Virgin Galactic and SpaceX are two different companies. Virgin Galactic intentions is space tourism, still flying ballistically within the earths atmosphere. SpaceX is a serious space engineering company capable to send satallites into LEO, as well as cargo and humans to the ISS. That's why NASA has made a contract with SpaceX of 1.6 billion USD. The most sucessful company currently is Arianespace by the way, with more than 1 billion USD revenue per year. I guess everyone knows their Ariane 5 rocket operated by ESA (yes it's commercial and it works). In thise league (SpaceX and Arianespace), Virgin Galactic does not play any role at all, nor is it comparable. It's like trying to compare apples and pears. Commercial does not stand for tourism or non-governmental funded. It's just a different method to distribute money for serious space flight engineering.

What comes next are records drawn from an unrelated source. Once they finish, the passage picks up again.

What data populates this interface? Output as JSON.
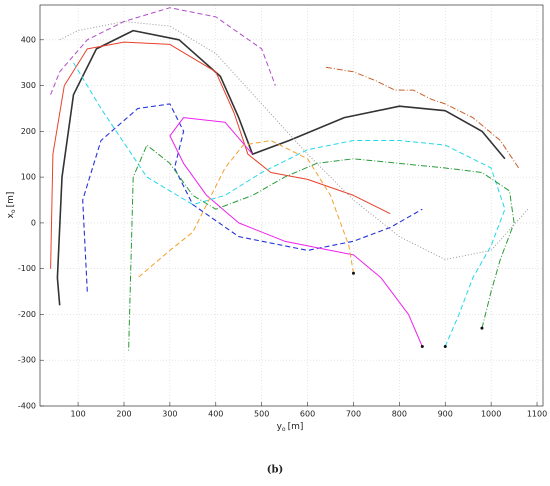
{
  "chart_data": {
    "type": "line",
    "xlabel": {
      "main": "y",
      "sub": "o",
      "unit": "[m]"
    },
    "ylabel": {
      "main": "x",
      "sub": "o",
      "unit": "[m]"
    },
    "caption": "(b)",
    "xlim": [
      17,
      1113
    ],
    "ylim": [
      -400,
      476
    ],
    "xticks": [
      100,
      200,
      300,
      400,
      500,
      600,
      700,
      800,
      900,
      1000,
      1100
    ],
    "yticks": [
      -400,
      -300,
      -200,
      -100,
      0,
      100,
      200,
      300,
      400
    ],
    "grid": true,
    "series": [
      {
        "color": "#333333",
        "linestyle": "solid",
        "width": 1.6,
        "start_marker": false,
        "x": [
          60,
          55,
          65,
          90,
          140,
          220,
          320,
          410,
          450,
          480,
          560,
          680,
          800,
          900,
          980,
          1030
        ],
        "y": [
          -180,
          -120,
          100,
          280,
          380,
          420,
          400,
          320,
          230,
          150,
          180,
          230,
          255,
          245,
          200,
          140
        ]
      },
      {
        "color": "#e8412b",
        "linestyle": "solid",
        "width": 1,
        "start_marker": false,
        "x": [
          40,
          45,
          70,
          120,
          200,
          300,
          400,
          440,
          470,
          520,
          600,
          700,
          780
        ],
        "y": [
          -100,
          150,
          300,
          380,
          395,
          390,
          330,
          240,
          150,
          110,
          95,
          60,
          20
        ]
      },
      {
        "color": "#2233dd",
        "linestyle": "dashed",
        "width": 1.1,
        "start_marker": false,
        "x": [
          120,
          110,
          150,
          230,
          300,
          330,
          310,
          350,
          450,
          600,
          700,
          780,
          850
        ],
        "y": [
          -150,
          50,
          180,
          250,
          260,
          200,
          120,
          40,
          -30,
          -60,
          -40,
          -10,
          30
        ]
      },
      {
        "color": "#ee22ee",
        "linestyle": "solid",
        "width": 1,
        "start_marker": true,
        "x": [
          850,
          820,
          760,
          700,
          650,
          550,
          450,
          380,
          330,
          300,
          330,
          420,
          480
        ],
        "y": [
          -270,
          -200,
          -120,
          -70,
          -60,
          -40,
          0,
          60,
          130,
          190,
          230,
          220,
          150
        ]
      },
      {
        "color": "#f0a030",
        "linestyle": "dashed",
        "width": 1,
        "start_marker": true,
        "x": [
          700,
          690,
          650,
          600,
          520,
          460,
          420,
          380,
          350,
          300,
          230
        ],
        "y": [
          -110,
          -50,
          60,
          140,
          180,
          170,
          120,
          40,
          -20,
          -60,
          -120
        ]
      },
      {
        "color": "#22d8e8",
        "linestyle": "dashed",
        "width": 1,
        "start_marker": true,
        "x": [
          900,
          930,
          960,
          1000,
          1030,
          1000,
          900,
          800,
          700,
          600,
          500,
          420,
          350,
          250,
          150,
          90
        ],
        "y": [
          -270,
          -200,
          -120,
          -50,
          30,
          120,
          170,
          180,
          180,
          160,
          110,
          60,
          40,
          100,
          250,
          350
        ]
      },
      {
        "color": "#2a9a3a",
        "linestyle": "dashdot",
        "width": 1,
        "start_marker": true,
        "x": [
          980,
          1000,
          1020,
          1050,
          1040,
          980,
          900,
          800,
          700,
          620,
          550,
          480,
          400,
          350,
          300,
          250,
          220,
          210
        ],
        "y": [
          -230,
          -150,
          -80,
          0,
          70,
          110,
          120,
          130,
          140,
          130,
          100,
          60,
          30,
          60,
          130,
          170,
          100,
          -280
        ]
      },
      {
        "color": "#b04cc8",
        "linestyle": "dashed",
        "width": 1,
        "start_marker": false,
        "x": [
          40,
          60,
          120,
          200,
          300,
          400,
          500,
          530
        ],
        "y": [
          280,
          330,
          400,
          440,
          470,
          450,
          380,
          300
        ]
      },
      {
        "color": "#c8602a",
        "linestyle": "dashdot",
        "width": 1,
        "start_marker": false,
        "x": [
          640,
          700,
          750,
          790,
          830,
          870,
          900,
          960,
          1020,
          1060
        ],
        "y": [
          340,
          330,
          310,
          290,
          290,
          270,
          260,
          230,
          180,
          120
        ]
      },
      {
        "color": "#999999",
        "linestyle": "dotted",
        "width": 1,
        "start_marker": false,
        "x": [
          60,
          100,
          200,
          300,
          400,
          500,
          600,
          700,
          800,
          900,
          1000,
          1080
        ],
        "y": [
          400,
          420,
          440,
          430,
          370,
          260,
          150,
          50,
          -30,
          -80,
          -60,
          30
        ]
      }
    ]
  }
}
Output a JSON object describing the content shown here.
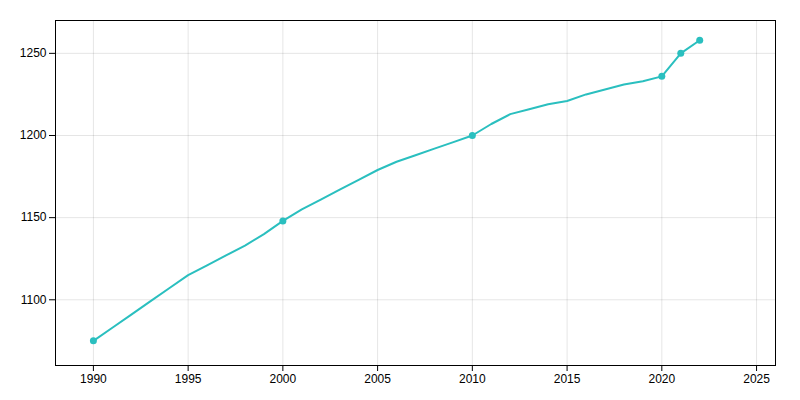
{
  "chart_data": {
    "type": "line",
    "x": [
      1990,
      1991,
      1992,
      1993,
      1994,
      1995,
      1996,
      1997,
      1998,
      1999,
      2000,
      2001,
      2002,
      2003,
      2004,
      2005,
      2006,
      2007,
      2008,
      2009,
      2010,
      2011,
      2012,
      2013,
      2014,
      2015,
      2016,
      2017,
      2018,
      2019,
      2020,
      2021,
      2022
    ],
    "series": [
      {
        "type": "line",
        "color": "#2abfbf",
        "values": [
          1075,
          1083,
          1091,
          1099,
          1107,
          1115,
          1121,
          1127,
          1133,
          1140,
          1148,
          1155,
          1161,
          1167,
          1173,
          1179,
          1184,
          1188,
          1192,
          1196,
          1200,
          1207,
          1213,
          1216,
          1219,
          1221,
          1225,
          1228,
          1231,
          1233,
          1236,
          1250,
          1258
        ]
      },
      {
        "type": "scatter",
        "marker": "o",
        "color": "#2abfbf",
        "values": [
          1075,
          null,
          null,
          null,
          null,
          null,
          null,
          null,
          null,
          null,
          1148,
          null,
          null,
          null,
          null,
          null,
          null,
          null,
          null,
          null,
          1200,
          null,
          null,
          null,
          null,
          null,
          null,
          null,
          null,
          null,
          1236,
          1250,
          1258
        ]
      }
    ],
    "xlim": [
      1988,
      2026
    ],
    "ylim": [
      1060,
      1270
    ],
    "xticks": [
      1990,
      1995,
      2000,
      2005,
      2010,
      2015,
      2020,
      2025
    ],
    "yticks": [
      1100,
      1150,
      1200,
      1250
    ],
    "grid": true
  }
}
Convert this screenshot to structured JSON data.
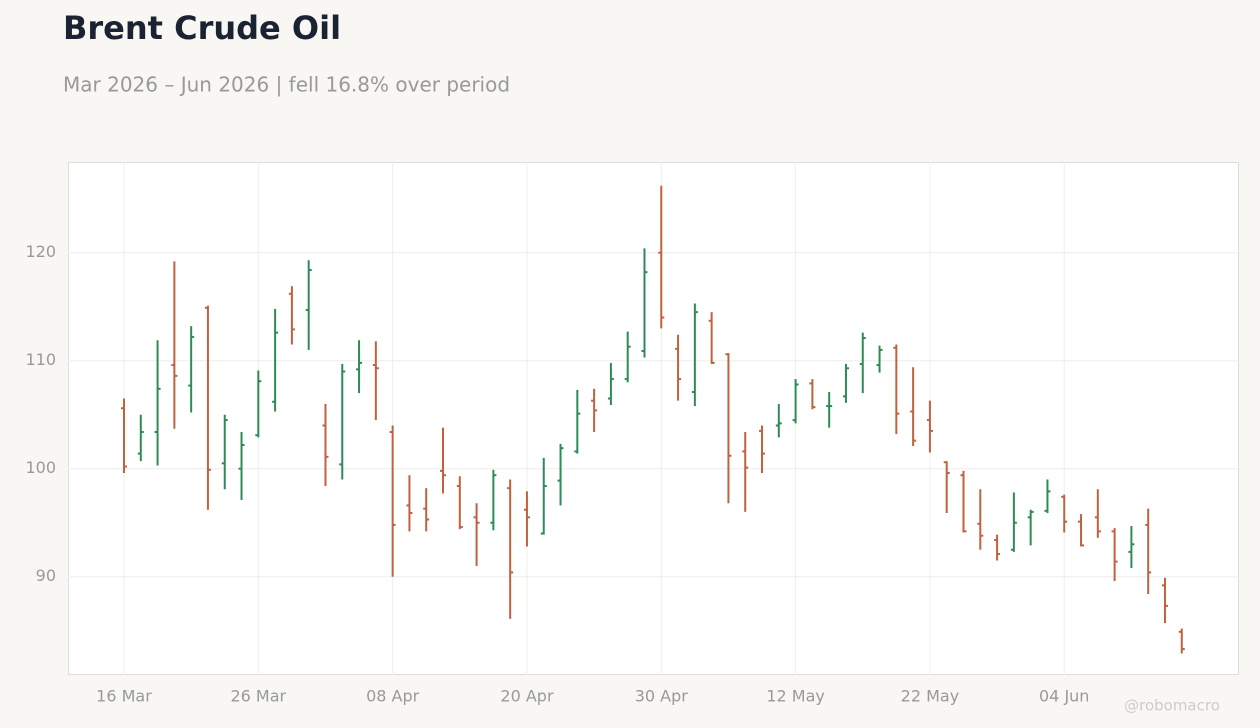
{
  "chart_data": {
    "type": "ohlc",
    "title": "Brent Crude Oil",
    "subtitle": "Mar 2026 – Jun 2026 | fell 16.8% over period",
    "watermark": "@robomacro",
    "categories": [
      "16 Mar",
      null,
      null,
      null,
      null,
      null,
      null,
      null,
      "26 Mar",
      null,
      null,
      null,
      null,
      null,
      null,
      null,
      "08 Apr",
      null,
      null,
      null,
      null,
      null,
      null,
      null,
      "20 Apr",
      null,
      null,
      null,
      null,
      null,
      null,
      null,
      "30 Apr",
      null,
      null,
      null,
      null,
      null,
      null,
      null,
      "12 May",
      null,
      null,
      null,
      null,
      null,
      null,
      null,
      "22 May",
      null,
      null,
      null,
      null,
      null,
      null,
      null,
      "04 Jun",
      null,
      null,
      null,
      null,
      null,
      null,
      null
    ],
    "open": [
      105.6,
      101.4,
      103.4,
      109.6,
      107.7,
      114.9,
      100.5,
      100.0,
      103.1,
      106.2,
      116.2,
      114.7,
      104.0,
      100.4,
      109.2,
      109.6,
      103.4,
      96.6,
      96.3,
      99.8,
      98.4,
      95.5,
      95.0,
      98.2,
      96.2,
      94.0,
      98.9,
      101.6,
      106.3,
      106.5,
      108.3,
      110.9,
      120.0,
      111.1,
      107.1,
      113.7,
      110.6,
      101.6,
      103.5,
      104.0,
      104.5,
      107.9,
      105.8,
      106.7,
      109.7,
      109.6,
      111.2,
      105.3,
      104.5,
      100.6,
      99.4,
      94.9,
      93.4,
      92.5,
      95.5,
      96.1,
      97.4,
      95.1,
      95.5,
      94.2,
      92.3,
      94.8,
      89.2,
      84.9
    ],
    "high": [
      106.5,
      105.0,
      111.9,
      119.2,
      113.2,
      115.1,
      105.0,
      103.4,
      109.1,
      114.8,
      116.9,
      119.3,
      106.0,
      109.7,
      111.9,
      111.8,
      104.0,
      99.4,
      98.2,
      103.8,
      99.3,
      96.8,
      99.9,
      99.0,
      97.9,
      101.0,
      102.3,
      107.3,
      107.4,
      109.8,
      112.7,
      120.4,
      126.2,
      112.4,
      115.3,
      114.5,
      110.7,
      103.4,
      104.0,
      106.0,
      108.3,
      108.3,
      107.1,
      109.7,
      112.6,
      111.4,
      111.5,
      109.4,
      106.3,
      100.7,
      99.8,
      98.1,
      93.9,
      97.8,
      96.2,
      99.0,
      97.6,
      95.8,
      98.1,
      94.5,
      94.7,
      96.3,
      89.9,
      85.2
    ],
    "low": [
      99.6,
      100.7,
      100.3,
      103.7,
      105.2,
      96.2,
      98.1,
      97.1,
      102.9,
      105.3,
      111.5,
      111.0,
      98.4,
      99.0,
      107.0,
      104.5,
      90.0,
      94.2,
      94.2,
      97.7,
      94.4,
      91.0,
      94.3,
      86.1,
      92.8,
      93.9,
      96.6,
      101.4,
      103.4,
      105.9,
      108.0,
      110.3,
      113.0,
      106.3,
      105.8,
      109.7,
      96.8,
      96.0,
      99.6,
      102.9,
      104.2,
      105.5,
      103.8,
      106.1,
      107.0,
      108.9,
      103.2,
      102.1,
      101.5,
      95.9,
      94.1,
      92.5,
      91.5,
      92.3,
      92.9,
      95.9,
      94.1,
      92.8,
      93.6,
      89.6,
      90.8,
      88.4,
      85.7,
      82.9
    ],
    "close": [
      100.2,
      103.4,
      107.4,
      108.6,
      112.2,
      99.9,
      104.5,
      102.2,
      108.1,
      112.6,
      112.9,
      118.4,
      101.1,
      109.0,
      109.8,
      109.3,
      94.8,
      95.9,
      95.3,
      99.4,
      94.6,
      95.0,
      99.4,
      90.4,
      95.5,
      98.4,
      101.9,
      105.1,
      105.4,
      108.3,
      111.3,
      118.2,
      114.0,
      108.3,
      114.5,
      109.8,
      101.2,
      100.1,
      101.4,
      104.2,
      107.8,
      105.7,
      105.8,
      109.3,
      112.1,
      111.0,
      105.1,
      102.6,
      103.5,
      99.6,
      94.2,
      93.8,
      92.1,
      95.0,
      96.0,
      97.9,
      95.1,
      92.9,
      94.2,
      91.4,
      93.0,
      90.4,
      87.3,
      83.3
    ],
    "up_color": "#2e8b57",
    "down_color": "#c0623f",
    "ylim": [
      80.9,
      128.4
    ],
    "yticks": [
      90,
      100,
      110,
      120
    ],
    "grid": true
  }
}
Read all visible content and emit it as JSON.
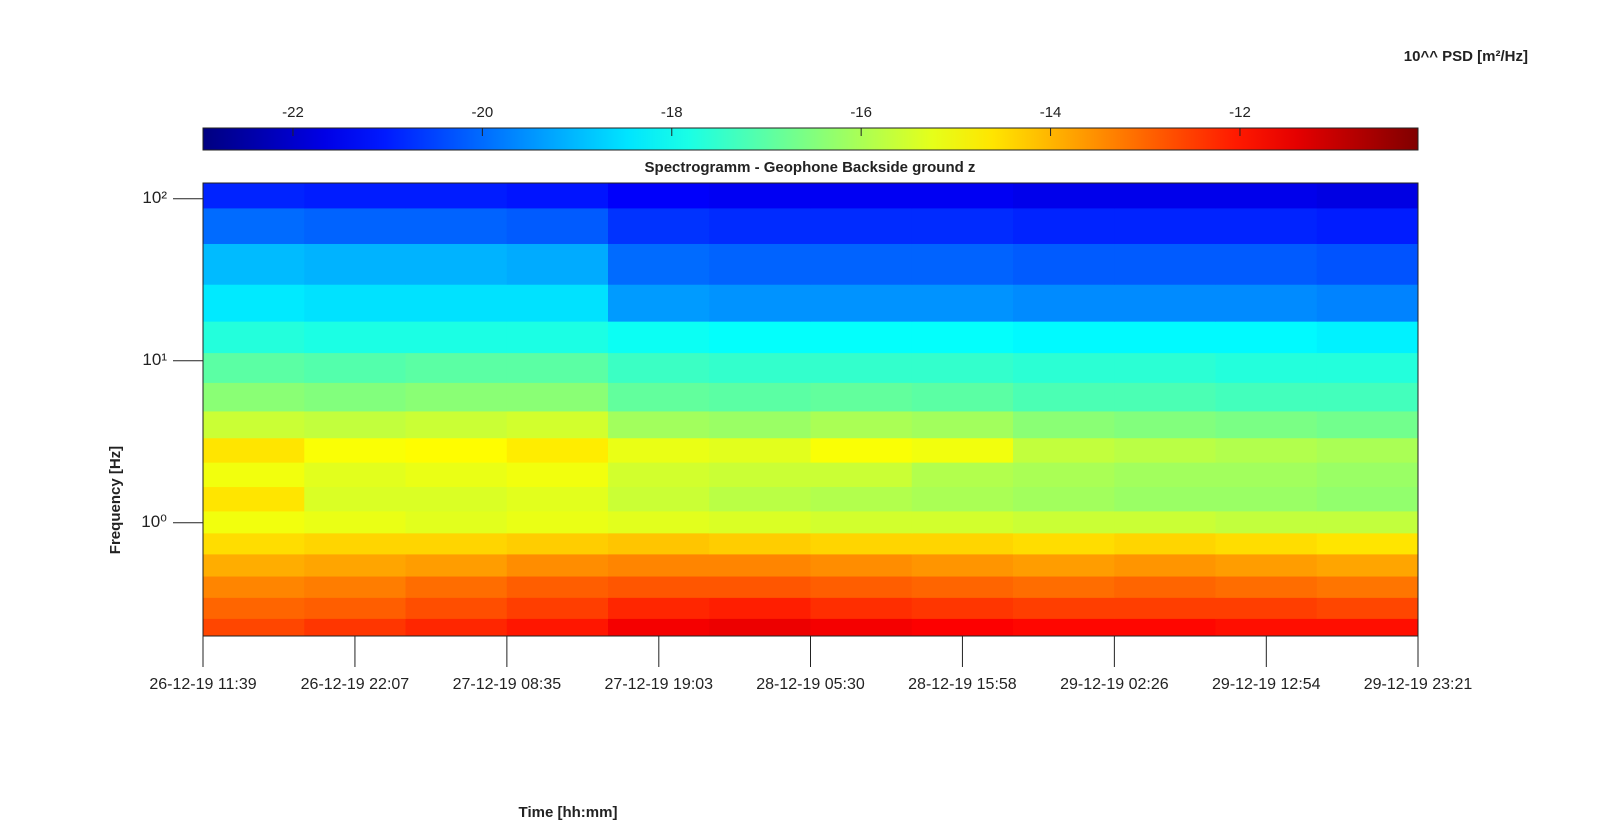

As for the Space Shuttle: the Space Shuttle requires a huge and expensive infrastructure which only NASA has. There is no company which has such an infrastructure (consisting of several companies, space centers and facilities), the required know how and most importantly the required money to operate something like the Space Shuttle. The launch cost is ~1.5 billion USD. But most importantly there is no rational reason at all, neither for NASA nor for somebody else, to operate the Shuttle any further just for the sake of some fan-boys (which I am as well) to see it continue to fly and be happy. The reason for the Shuttle retirement beside aging is its risky design flaw and the massive costs. The only reason the Shuttle survived after STS-107 is NASA's commitment to use it for ISS assembly. Without the ISS in Orbit, STS-107 would have been the last flight of the STS program. Whilst with potential issues during the last Hubble servicing mission, that would have been the end as well even in case the ISS would not have been finished, as had been pointed out by the managers. The Shuttle operates on its final breaths technologially and costly. Not even Roscosmos would be interested to operate that money hungry brick.
As for China: the whole Chinese space program gets totally overestimated. Their program is not in a good shape (only 3 manned flights within nearly a decade and "0" science whilst they intend to fly into space manned for more than 4 decades already). China does not get any help. China is not an evil communist country that tries to be the king of the universe. There seems to be some mistaken enemy images by some people these days. China can be lucky if they manage to get more experience in space anytime in the future.
The leaders in space are, and will continue to be: NASA, ESA, and Roscosmos (and its smaller partners around the globe). They'll work together like they already do, and more commercial companies (beside Arianespace) will join.